For some, it's convenient to chalk this up to an inexperienced athletic director simply taking on a task that's too big for him. Greene arrived at Auburn after a successful run at Buffalo, but his only major-conference experience came as a fundraiser at Ole Miss.

To Greene's credit, he's been raising money at Auburn as well. The long-needed Football Performance Center is now being built where the "Old Track" stood — a project that's estimated to cost at least $91 million. That's not cheap. And that money is being spent at a time when the department is anticipating a significant shortfall due to the pandemic.

Ironically, Greene's fundraising might be part of the problem. Some coaches believe Greene and his top advisers have spent too much time fretting over external concerns and too little time supporting their coaches and programs. It's all a judgment call, of course, and one person's opinion is just that — an opinion.

Still, a chorus of similar opinions can be persuasive. Gogue's interest clearly was piqued by that chorale.

It's difficult to know where all this leads. One thing we know for sure is that it's bad news for Greene. It may or may not be bad news for Auburn; the university is searching for a new president and it's important for the president and the athletic director to be in lockstep. Remember that Greene was hired by Steven Leath, who stepped down as president in 2019. Without synergy between those two influential positions, things bog down.

That's exactly where we are: The system is bogged down.

Before you allow yourself to get too fussed over that bottleneck, remember that it's Auburn. Discord is standard procedure, dissent a right of passage. I've only been covering the Tigers since 1998, but I've only seen Auburn People mostly pushing in the same direction a few times.

Everybody was happy to break free of the 1998 football debacle and watch Tommy Tuberville pry the Tigers from apathy in 1999 and 2000. There were brief periods of fleeting unity during the 2004 season (prefaced by Jetgate), the 2010 season (prefaced by Tuberville's fall), the 2013 season (prefaced by Gene Chizik's fall) and the basketball team's run to the 2019 Final Four.

In general, however, Auburn People don't pull in the same direction. There is resistance everywhere. Heck, Bryan Harsin's mere existence as the Tigers' head coach is a function of that resistance; Greene essentially went rouge on that hire when everybody else had different ideas about who to target and how to target them.

It's clear that a bloc of folks believe Greene is part of the current problem. Will Burgess reach the same conclusion? It's impossible to know. His quick rise to (at least) de facto power within the department indicates that Gogue believes the stakes are high. It's then reasonable to presume some measure of pressure being placed upon Burgess to identify the problem and solve it.

That may or may not affect Greene's status.
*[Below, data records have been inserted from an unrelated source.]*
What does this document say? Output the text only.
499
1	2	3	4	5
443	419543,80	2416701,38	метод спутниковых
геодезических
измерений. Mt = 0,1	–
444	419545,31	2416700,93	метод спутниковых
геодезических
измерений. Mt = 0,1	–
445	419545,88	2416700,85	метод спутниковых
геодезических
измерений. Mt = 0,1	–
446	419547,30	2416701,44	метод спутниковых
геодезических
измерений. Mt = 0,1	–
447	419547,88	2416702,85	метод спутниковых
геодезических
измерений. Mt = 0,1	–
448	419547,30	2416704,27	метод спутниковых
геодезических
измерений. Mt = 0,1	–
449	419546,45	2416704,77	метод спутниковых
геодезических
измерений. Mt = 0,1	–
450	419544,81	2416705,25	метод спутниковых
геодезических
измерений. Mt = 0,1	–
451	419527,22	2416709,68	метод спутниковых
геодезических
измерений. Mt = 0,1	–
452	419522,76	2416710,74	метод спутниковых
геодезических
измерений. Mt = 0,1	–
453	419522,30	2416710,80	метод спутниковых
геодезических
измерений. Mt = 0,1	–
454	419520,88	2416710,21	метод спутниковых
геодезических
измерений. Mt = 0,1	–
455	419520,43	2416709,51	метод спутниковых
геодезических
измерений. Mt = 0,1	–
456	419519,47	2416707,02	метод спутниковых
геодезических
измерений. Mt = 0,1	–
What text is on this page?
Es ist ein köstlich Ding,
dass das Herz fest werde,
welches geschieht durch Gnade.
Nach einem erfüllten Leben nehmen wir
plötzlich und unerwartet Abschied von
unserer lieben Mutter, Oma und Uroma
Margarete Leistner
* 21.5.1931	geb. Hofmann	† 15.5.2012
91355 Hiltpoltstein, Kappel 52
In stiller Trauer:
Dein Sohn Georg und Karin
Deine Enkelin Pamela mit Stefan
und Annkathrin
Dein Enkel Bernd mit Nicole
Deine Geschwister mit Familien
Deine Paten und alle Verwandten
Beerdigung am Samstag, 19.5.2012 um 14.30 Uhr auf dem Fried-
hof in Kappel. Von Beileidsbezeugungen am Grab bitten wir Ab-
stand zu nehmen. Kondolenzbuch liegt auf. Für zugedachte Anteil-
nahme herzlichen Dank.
Just remember that Auburn cannot be habitually excellent until resistance subsides. Greene is an outsider and he's facing headwinds. Jay Jacobs was an insider and he faced headwinds. Same for David Housel.
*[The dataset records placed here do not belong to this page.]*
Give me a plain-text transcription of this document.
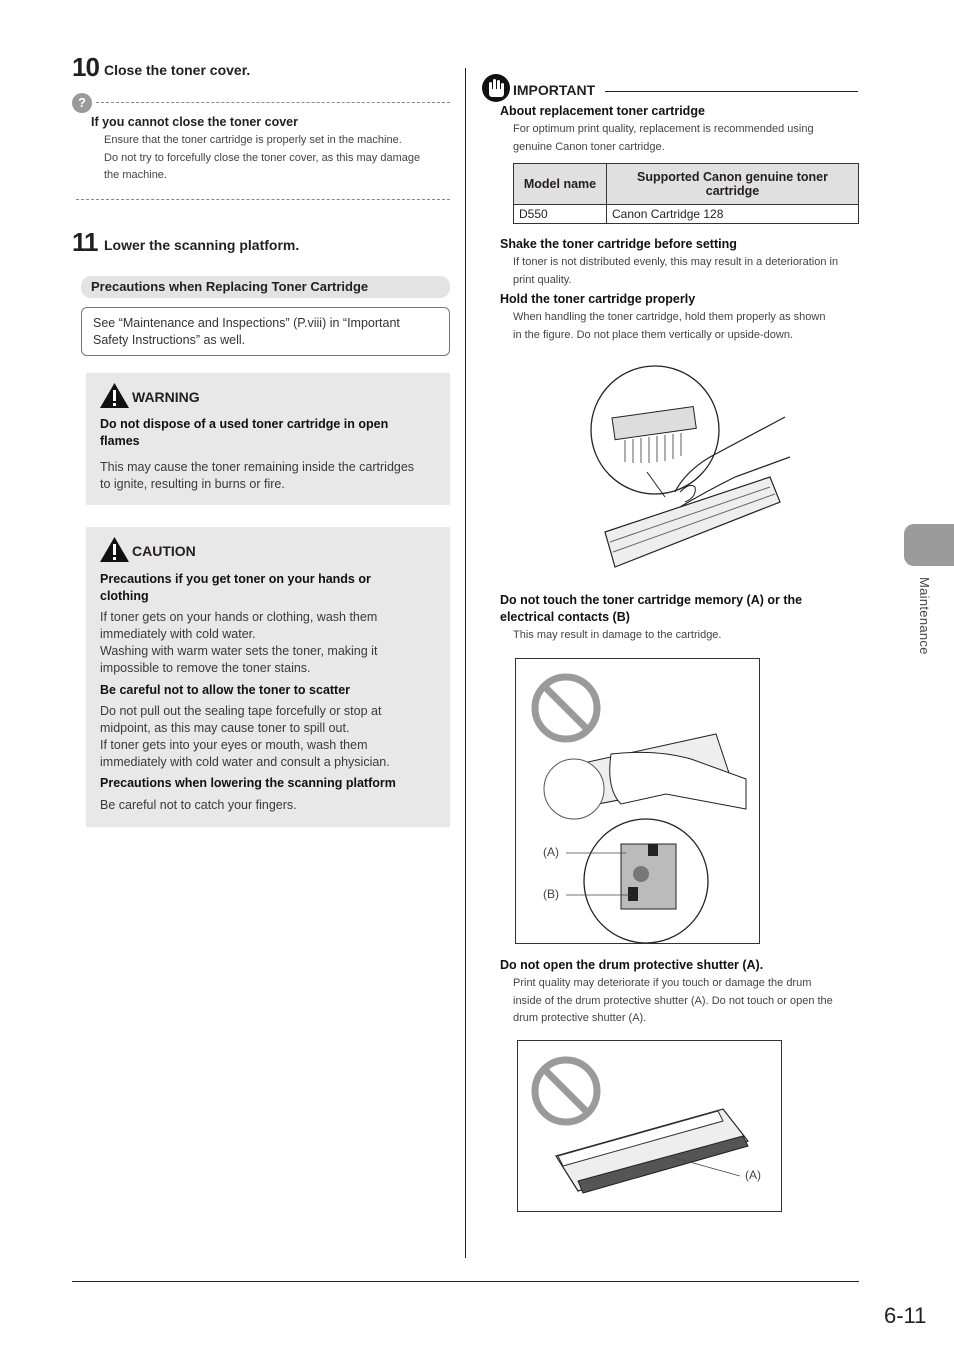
10 Close the toner cover.
?
If you cannot close the toner cover
Ensure that the toner cartridge is properly set in the machine.
Do not try to forcefully close the toner cover, as this may damage
the machine.
11 Lower the scanning platform.
Precautions when Replacing Toner Cartridge
See “Maintenance and Inspections” (P.viii) in “Important
Safety Instructions” as well.
WARNING
Do not dispose of a used toner cartridge in open
flames
This may cause the toner remaining inside the cartridges
to ignite, resulting in burns or fire.
CAUTION
Precautions if you get toner on your hands or
clothing
If toner gets on your hands or clothing, wash them
immediately with cold water.
Washing with warm water sets the toner, making it
impossible to remove the toner stains.
Be careful not to allow the toner to scatter
Do not pull out the sealing tape forcefully or stop at
midpoint, as this may cause toner to spill out.
If toner gets into your eyes or mouth, wash them
immediately with cold water and consult a physician.
Precautions when lowering the scanning platform
Be careful not to catch your fingers.
IMPORTANT
About replacement toner cartridge
For optimum print quality, replacement is recommended using
genuine Canon toner cartridge.
Model name	Supported Canon genuine toner cartridge
D550	Canon Cartridge 128
Shake the toner cartridge before setting
If toner is not distributed evenly, this may result in a deterioration in
print quality.
Hold the toner cartridge properly
When handling the toner cartridge, hold them properly as shown
in the figure. Do not place them vertically or upside-down.
Do not touch the toner cartridge memory (A) or the
electrical contacts (B)
This may result in damage to the cartridge.
(A)
(B)
Do not open the drum protective shutter (A).
Print quality may deteriorate if you touch or damage the drum
inside of the drum protective shutter (A). Do not touch or open the
drum protective shutter (A).
(A)
Maintenance
6-11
Unity of purpose is the only real solution. Auburn needs that more than anything — or anybody.


Ivory Club
Let's say things really crash and burn down there and Harsin is sent packing. How much is his buyout?
It's another doozy of a contract. As I recall his buyout is a little over 21 million right now. If he's fired at the end of the season they'll have another Gus situation: 70% of his contract is due if he's fired without cause with half of it due within 30 days.


Sideline Club
This article is like all other articles when it comes to Auburn. The athletic department is not run by the athletic director. It is today and has always been run by the money brokers. For many years it was the banker, now it's the yellow wood man and construction guy using the COO to oversee the athletic department. Now that's a positive plan (LOL). If Harsin even makes it through the second year will be a miracle.